Most perplexing of all is that the key radiation subplot is never actually resolved. Landau appears at regular points claiming the water is safe, even going as far as to camp out by the water and drink the water on live TV. And y'know what? He's never challenged. At no point do we get any confirmation that the water is contaminated and that it is the cause for the beast. So, basically, Landau's scientist is 100% right. And then, despite being set up as the antagonist, just starts helping out the good guys about 30 minutes before the end.

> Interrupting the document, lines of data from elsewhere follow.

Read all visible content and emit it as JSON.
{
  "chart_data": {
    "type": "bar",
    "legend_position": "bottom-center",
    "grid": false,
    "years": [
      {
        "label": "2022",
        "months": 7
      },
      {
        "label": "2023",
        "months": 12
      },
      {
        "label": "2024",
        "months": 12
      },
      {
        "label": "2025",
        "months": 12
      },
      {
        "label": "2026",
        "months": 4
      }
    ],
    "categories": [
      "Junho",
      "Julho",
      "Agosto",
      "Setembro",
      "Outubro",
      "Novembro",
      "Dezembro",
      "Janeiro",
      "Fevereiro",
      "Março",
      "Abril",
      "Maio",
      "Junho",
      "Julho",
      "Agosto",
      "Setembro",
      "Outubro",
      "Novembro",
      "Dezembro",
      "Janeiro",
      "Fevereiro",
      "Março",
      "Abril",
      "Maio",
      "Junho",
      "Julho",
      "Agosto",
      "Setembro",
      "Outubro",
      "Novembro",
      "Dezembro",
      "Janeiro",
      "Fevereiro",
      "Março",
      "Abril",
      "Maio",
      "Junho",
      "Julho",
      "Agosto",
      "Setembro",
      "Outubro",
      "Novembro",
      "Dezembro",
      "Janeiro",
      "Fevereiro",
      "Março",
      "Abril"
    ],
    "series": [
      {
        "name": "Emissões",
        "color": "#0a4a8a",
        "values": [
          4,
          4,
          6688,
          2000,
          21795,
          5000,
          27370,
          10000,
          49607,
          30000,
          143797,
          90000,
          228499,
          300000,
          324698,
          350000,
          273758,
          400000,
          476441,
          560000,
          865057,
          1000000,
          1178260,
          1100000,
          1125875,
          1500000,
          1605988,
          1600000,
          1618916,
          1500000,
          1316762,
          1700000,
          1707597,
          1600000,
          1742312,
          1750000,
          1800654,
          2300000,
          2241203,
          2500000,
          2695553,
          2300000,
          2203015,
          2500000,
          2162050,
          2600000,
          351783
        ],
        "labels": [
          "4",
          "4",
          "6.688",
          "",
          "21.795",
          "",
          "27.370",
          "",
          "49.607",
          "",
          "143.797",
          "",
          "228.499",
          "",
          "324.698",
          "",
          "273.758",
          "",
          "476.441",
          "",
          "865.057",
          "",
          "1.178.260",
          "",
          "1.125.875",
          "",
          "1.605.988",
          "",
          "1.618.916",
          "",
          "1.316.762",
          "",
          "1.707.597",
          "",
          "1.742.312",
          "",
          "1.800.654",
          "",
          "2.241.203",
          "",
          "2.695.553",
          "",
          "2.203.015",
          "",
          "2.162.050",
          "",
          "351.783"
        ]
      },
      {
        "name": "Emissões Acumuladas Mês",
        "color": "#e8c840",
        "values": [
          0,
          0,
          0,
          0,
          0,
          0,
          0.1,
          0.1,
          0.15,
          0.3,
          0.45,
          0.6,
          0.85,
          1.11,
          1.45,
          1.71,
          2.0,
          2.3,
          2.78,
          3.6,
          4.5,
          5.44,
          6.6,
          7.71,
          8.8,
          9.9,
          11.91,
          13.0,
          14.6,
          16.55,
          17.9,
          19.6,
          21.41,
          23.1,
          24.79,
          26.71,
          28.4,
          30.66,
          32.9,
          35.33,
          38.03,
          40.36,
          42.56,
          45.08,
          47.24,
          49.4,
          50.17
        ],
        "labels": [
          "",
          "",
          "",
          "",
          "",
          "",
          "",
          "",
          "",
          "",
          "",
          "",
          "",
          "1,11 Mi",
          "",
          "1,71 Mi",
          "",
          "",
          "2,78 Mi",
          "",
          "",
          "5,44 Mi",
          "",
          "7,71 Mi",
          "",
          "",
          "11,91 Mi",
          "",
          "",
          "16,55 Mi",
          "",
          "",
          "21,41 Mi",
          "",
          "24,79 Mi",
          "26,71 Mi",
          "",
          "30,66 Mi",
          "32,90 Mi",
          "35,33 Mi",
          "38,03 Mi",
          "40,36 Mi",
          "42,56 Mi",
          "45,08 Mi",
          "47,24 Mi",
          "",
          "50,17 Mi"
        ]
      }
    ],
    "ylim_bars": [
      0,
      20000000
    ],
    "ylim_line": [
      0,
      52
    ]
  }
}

There are little moments too. There is a traditional cat-scare false alarm while our hero cop and Landau's scientist are searching for the creature. And Landau's character finds it hilarious. Oh, does he laugh. He howls with laughter, like the Joker, out of nowhere. It's like being scared by a cat is the funniest thing that has ever happened to him.

Oh, and what about the prolonged dream scene? The one where our hero cop imagines he is flying a light aircraft with Landau's character who, we assume at this point, is the villain of the piece. Landau's character falls out of the cockpit and onto the wing while the slime beast grabs at his legs. Our cop can't save him and Landau falls to his death. Then the mayor's wife flies by on a broom stick, crying blood and telling him its "all in his mind". This movie is so weird. So weird.

Then there is the deputy's running beef with a guy he refers to as a "taco salesman". It is never clear whether this is some kind of racial slur (the poor guy's ethnicity is never established) or whether it is his actual occupation (we never see him sell Tacos. All we see him do is fish).

Even the final freeze-frame of the hand of a second creature rising from the dirt goes on for way, way too long.

It wasn't until about an hour in that I began to suspect that maybe this film thinks it's a comedy. Like, perhaps the potato thing, or the weird dream, are meant to be ridiculous. Thing is, even after properly mulling over the film I'm still not entirely sure. So few of these moments actually work as jokes and are scattered so haphazardly that it is impossible to get a sense of what tone they were aiming for.

Each moment of strangeness is pretty minor on its own but the accumulative effect of all this means the film repeatedly surprised me with its strangeness.

Had The Being recast is lead and decided on a consistent tone this would be a pretty good monster movie. To be fair, even without that it still kind of works. But some of these ever-so-slightly bizarre choices made the experience of watching this more than just a fun distraction - The Being is not so much a film to be entertained by but a curiosity to study.